Ana.

Nací el tres de mayo de 1940: ese mismo día murió mi madre. Supongo que desde ese momento me persiguió la sombra de quien no tiene capacidad de elegir a quién quiere recordar. Mi padre tenía entonces sesenta y dos años, era mucho mayor que ella. Cuando tuve conciencia, empecé a hilar en mi mente el sentimiento de culpa: ¡No matarás! Y, en las catequesis, aquellas palabras me parecían una acusación directa. Tuve miedo de ir a la iglesia y me negaba a hacer la comunión. Mi padre no comprendía, me gritaba a veces y yo me asustaba, y creía que él debía odiarme porque indudablemente, a cada momento yo le recordaba la muerte de su esposa.

Tenía un hermano. Mi plenitud, mi adorado hermano, mi orgullo en la palabra y mi emoción más intensa en cualquier referencia directa que a él se haga. Se llamaba Felipe y tenía apenas cuatro años más que yo. En mi pueblo éramos pocos niños, eso le hacía aún más cercano. Teníamos que tomar la comunión juntos, yo me negaba... me negaba obstinadamente... él me pidió que le acompañara sin necesidad de extenderse. Me entregué. Fue lo más parecido a una promesa que tuve en mi vida. Ese día mi padre sonreía mucho, a mí me daba miedo por lo inusual. Nunca tuve hacía él un sentimiento puro: me refiero a estrictamente diferenciado, sin contradicciones, quizás porque creí que a él le pasaba lo mismo conmigo; entre el amor y la furia, un torbellino intenso que siempre dejó en mí una ligera sensación de presión sobre el pecho. Ésta se incrementó cuando a su muerte, con setenta y cuatro años, dejándonos huérfanos a mi hermano y a mí, no supe si despreciarle o permanecer allí, abrazando su cuerpo blanquecino y gélido. Mi hermano se acercó, acarició mi brazo para atraerlo hacia sí y después cogió mi mano entre la suya sin decir una palabra.

Ese día pasamos a "pertenecer" a mis tíos. Yo no podía evitar visualizar a Felipe y Ana como objetos portátiles que ocupan un espacio que quema antes de volver a ocupar otro.

Eran tiempos de posguerra y la vida en casa de mis tíos no constituía ningún préstamo. Felipe y yo comenzamos a trabajar en el campo desde el día inmediatamente posterior a la muerte de nuestro padre. Marta y Agustín tenían cuatro hijas con las que adoptaban una actitud condescendiente. Ellas acudían a la escuela y nosotros sembrábamos, recogíamos, sudábamos cada lenteja que caía en su mesa. Felipe era silencioso y, en parte, yo amaba el campo en cuanto que me permitía alejarme de las ruidosas de mis primas. Agustín venía con nosotros. Nos despertábamos a las cuatro de la mañana y sólo volvíamos a casa al atardecer, para cenar sopa de ajo y dormir.
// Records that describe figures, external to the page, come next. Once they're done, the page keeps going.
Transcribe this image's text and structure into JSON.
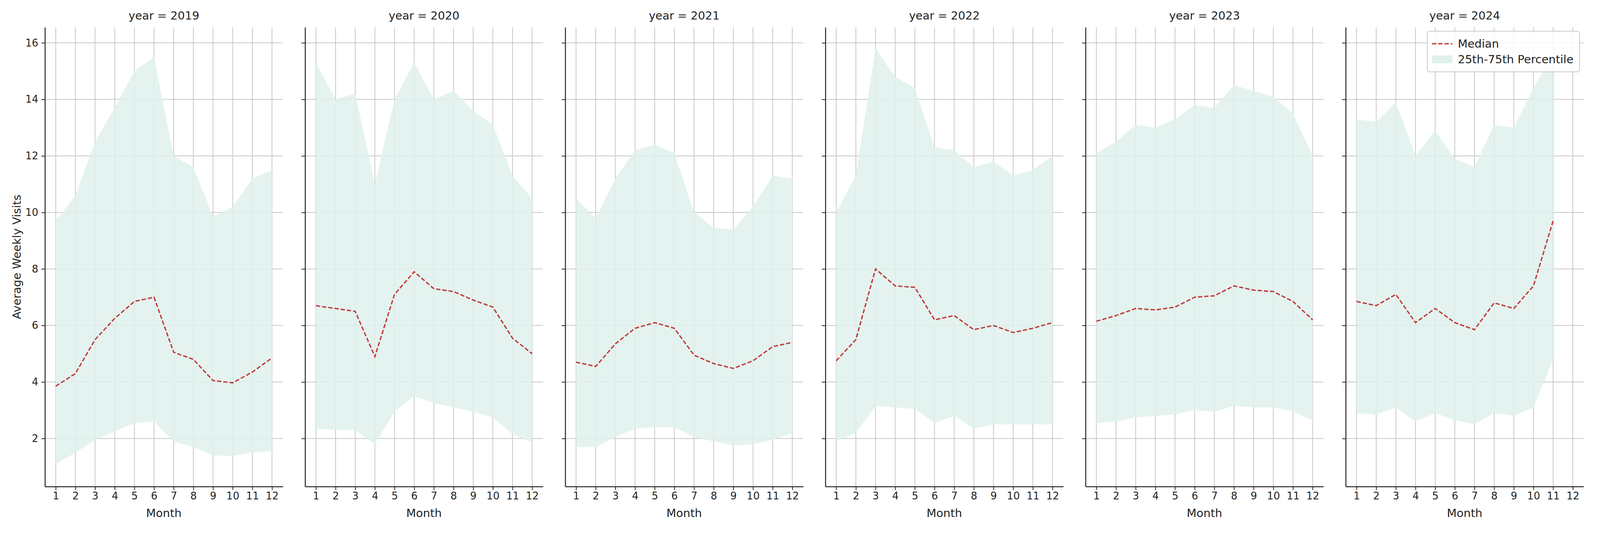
{
  "chart_data": [
    {
      "type": "line",
      "title": "year = 2019",
      "x_label": "Month",
      "y_label": "Average Weekly Visits",
      "x": [
        1,
        2,
        3,
        4,
        5,
        6,
        7,
        8,
        9,
        10,
        11,
        12
      ],
      "xlim": [
        0.45,
        12.55
      ],
      "xticks": [
        1,
        2,
        3,
        4,
        5,
        6,
        7,
        8,
        9,
        10,
        11,
        12
      ],
      "ylim": [
        0.3,
        16.55
      ],
      "yticks": [
        2,
        4,
        6,
        8,
        10,
        12,
        14,
        16
      ],
      "grid": true,
      "series": [
        {
          "name": "Median",
          "type": "line",
          "color": "#c03d3e",
          "line_style": "dashed",
          "values": [
            3.85,
            4.3,
            5.5,
            6.25,
            6.85,
            7.0,
            5.05,
            4.8,
            4.05,
            3.97,
            4.35,
            4.85
          ]
        },
        {
          "name": "25th-75th Percentile",
          "type": "area",
          "color": "#dff1ec",
          "low": [
            1.1,
            1.5,
            1.95,
            2.25,
            2.55,
            2.6,
            1.9,
            1.7,
            1.4,
            1.38,
            1.5,
            1.55
          ],
          "high": [
            9.7,
            10.6,
            12.5,
            13.7,
            15.0,
            15.5,
            12.0,
            11.6,
            9.85,
            10.2,
            11.2,
            11.5
          ]
        }
      ]
    },
    {
      "type": "line",
      "title": "year = 2020",
      "x_label": "Month",
      "x": [
        1,
        2,
        3,
        4,
        5,
        6,
        7,
        8,
        9,
        10,
        11,
        12
      ],
      "xlim": [
        0.45,
        12.55
      ],
      "xticks": [
        1,
        2,
        3,
        4,
        5,
        6,
        7,
        8,
        9,
        10,
        11,
        12
      ],
      "ylim": [
        0.3,
        16.55
      ],
      "yticks": [
        2,
        4,
        6,
        8,
        10,
        12,
        14,
        16
      ],
      "grid": true,
      "tick_labels": "x",
      "series": [
        {
          "name": "Median",
          "type": "line",
          "color": "#c03d3e",
          "line_style": "dashed",
          "values": [
            6.7,
            6.6,
            6.5,
            4.9,
            7.1,
            7.9,
            7.3,
            7.2,
            6.9,
            6.65,
            5.55,
            5.0
          ]
        },
        {
          "name": "25th-75th Percentile",
          "type": "area",
          "color": "#dff1ec",
          "low": [
            2.35,
            2.3,
            2.3,
            1.8,
            2.95,
            3.5,
            3.25,
            3.1,
            2.95,
            2.75,
            2.15,
            1.85
          ],
          "high": [
            15.3,
            14.0,
            14.2,
            11.0,
            14.0,
            15.3,
            14.0,
            14.3,
            13.6,
            13.1,
            11.3,
            10.5
          ]
        }
      ]
    },
    {
      "type": "line",
      "title": "year = 2021",
      "x_label": "Month",
      "x": [
        1,
        2,
        3,
        4,
        5,
        6,
        7,
        8,
        9,
        10,
        11,
        12
      ],
      "xlim": [
        0.45,
        12.55
      ],
      "xticks": [
        1,
        2,
        3,
        4,
        5,
        6,
        7,
        8,
        9,
        10,
        11,
        12
      ],
      "ylim": [
        0.3,
        16.55
      ],
      "yticks": [
        2,
        4,
        6,
        8,
        10,
        12,
        14,
        16
      ],
      "grid": true,
      "tick_labels": "x",
      "series": [
        {
          "name": "Median",
          "type": "line",
          "color": "#c03d3e",
          "line_style": "dashed",
          "values": [
            4.7,
            4.55,
            5.35,
            5.9,
            6.1,
            5.9,
            4.95,
            4.65,
            4.48,
            4.75,
            5.25,
            5.4
          ]
        },
        {
          "name": "25th-75th Percentile",
          "type": "area",
          "color": "#dff1ec",
          "low": [
            1.7,
            1.7,
            2.05,
            2.35,
            2.4,
            2.4,
            2.05,
            1.9,
            1.75,
            1.8,
            1.95,
            2.2
          ],
          "high": [
            10.5,
            9.8,
            11.2,
            12.2,
            12.4,
            12.1,
            10.0,
            9.45,
            9.4,
            10.2,
            11.3,
            11.2
          ]
        }
      ]
    },
    {
      "type": "line",
      "title": "year = 2022",
      "x_label": "Month",
      "x": [
        1,
        2,
        3,
        4,
        5,
        6,
        7,
        8,
        9,
        10,
        11,
        12
      ],
      "xlim": [
        0.45,
        12.55
      ],
      "xticks": [
        1,
        2,
        3,
        4,
        5,
        6,
        7,
        8,
        9,
        10,
        11,
        12
      ],
      "ylim": [
        0.3,
        16.55
      ],
      "yticks": [
        2,
        4,
        6,
        8,
        10,
        12,
        14,
        16
      ],
      "grid": true,
      "tick_labels": "x",
      "series": [
        {
          "name": "Median",
          "type": "line",
          "color": "#c03d3e",
          "line_style": "dashed",
          "values": [
            4.75,
            5.5,
            8.0,
            7.4,
            7.35,
            6.2,
            6.35,
            5.85,
            6.0,
            5.75,
            5.9,
            6.1
          ]
        },
        {
          "name": "25th-75th Percentile",
          "type": "area",
          "color": "#dff1ec",
          "low": [
            1.9,
            2.2,
            3.15,
            3.1,
            3.05,
            2.55,
            2.8,
            2.35,
            2.5,
            2.5,
            2.5,
            2.5
          ],
          "high": [
            10.0,
            11.3,
            15.8,
            14.8,
            14.4,
            12.3,
            12.2,
            11.6,
            11.8,
            11.3,
            11.5,
            12.0
          ]
        }
      ]
    },
    {
      "type": "line",
      "title": "year = 2023",
      "x_label": "Month",
      "x": [
        1,
        2,
        3,
        4,
        5,
        6,
        7,
        8,
        9,
        10,
        11,
        12
      ],
      "xlim": [
        0.45,
        12.55
      ],
      "xticks": [
        1,
        2,
        3,
        4,
        5,
        6,
        7,
        8,
        9,
        10,
        11,
        12
      ],
      "ylim": [
        0.3,
        16.55
      ],
      "yticks": [
        2,
        4,
        6,
        8,
        10,
        12,
        14,
        16
      ],
      "grid": true,
      "tick_labels": "x",
      "series": [
        {
          "name": "Median",
          "type": "line",
          "color": "#c03d3e",
          "line_style": "dashed",
          "values": [
            6.15,
            6.35,
            6.6,
            6.55,
            6.65,
            7.0,
            7.05,
            7.4,
            7.25,
            7.2,
            6.85,
            6.2
          ]
        },
        {
          "name": "25th-75th Percentile",
          "type": "area",
          "color": "#dff1ec",
          "low": [
            2.55,
            2.6,
            2.75,
            2.8,
            2.85,
            3.0,
            2.95,
            3.15,
            3.1,
            3.1,
            2.95,
            2.65
          ],
          "high": [
            12.1,
            12.5,
            13.1,
            13.0,
            13.3,
            13.8,
            13.7,
            14.5,
            14.3,
            14.1,
            13.5,
            12.0
          ]
        }
      ]
    },
    {
      "type": "line",
      "title": "year = 2024",
      "x_label": "Month",
      "x": [
        1,
        2,
        3,
        4,
        5,
        6,
        7,
        8,
        9,
        10,
        11
      ],
      "xlim": [
        0.45,
        12.55
      ],
      "xticks": [
        1,
        2,
        3,
        4,
        5,
        6,
        7,
        8,
        9,
        10,
        11,
        12
      ],
      "ylim": [
        0.3,
        16.55
      ],
      "yticks": [
        2,
        4,
        6,
        8,
        10,
        12,
        14,
        16
      ],
      "grid": true,
      "tick_labels": "x",
      "legend": "upper right",
      "series": [
        {
          "name": "Median",
          "type": "line",
          "color": "#c03d3e",
          "line_style": "dashed",
          "values": [
            6.85,
            6.7,
            7.1,
            6.1,
            6.6,
            6.1,
            5.85,
            6.8,
            6.6,
            7.4,
            9.7
          ]
        },
        {
          "name": "25th-75th Percentile",
          "type": "area",
          "color": "#dff1ec",
          "low": [
            2.9,
            2.85,
            3.1,
            2.6,
            2.9,
            2.65,
            2.5,
            2.9,
            2.8,
            3.1,
            4.8
          ],
          "high": [
            13.3,
            13.2,
            13.9,
            12.0,
            12.9,
            11.9,
            11.6,
            13.1,
            13.0,
            14.4,
            15.6
          ]
        }
      ]
    }
  ]
}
Al cabo de un año mí tío empezó a hablarnos de la desnudez de nuestros cuerpos, de los besos y los secretos de quienes en mayor profundidad se conocen; y nos instaba -a tenor del respeto que le debíamos- a dejarnos guiar por él. Así es cómo recuerdo el primer beso entre Felipe y yo; así es cómo recuerdo el conocimiento de nuestros cuerpos que aún se estaban formando, explotándose, estremeciéndose en el placer que, siguiendo las indicaciones de nuestro tío, entre la obligación y el deseo, nos veíamos abocados a sentir. Recuerdo también cómo nos observaba atento mientras se masturbaba, al principio guardando distancia, más adelante eyaculando sobre nuestros pies. Recuerdo la pesada culpa que sobre mí caía al desear a mi hermano en aquel colchón diminuto y rancio en el que cada noche dormíarnos. Recuerdo la inmunda repugnancia que sentí al no poder evitar asociar mi amor por Felipe al rostro de mi tío observándonos, aquella indefensión a la que me sometí al aceptarme como inmoral, desde un principio y hasta el fin...

Pero a Felipe lo amaba, no sé si él supo alguna vez cuánto. Lo amaba con tal intensidad que no deseaba someterle a mi carga. Tenía que alejarme de él y lo pensé durante dos años en los que no fui capaz, a pesar de planteármelo cada día. Mi egoísmo parecía vencer a mi amor, y mi tortura al resto de los sentimientos. Comprendí entonces la dureza en el vivir de aquél para el que todo su sentido se desborda hacia otro ser, la sequedad de aquél que sin la vida del otro no tiene existencia, y con la del otro son ambas las que se destruyen. Comprendí esto y, pasados más de setecientos cincuenta días, tomé la decisión de limitar la respiración de mi existencia a las cartas de amor que, durante toda mi vida, escribí a Felipe y que, ahora, se amontonan sobre su lápida.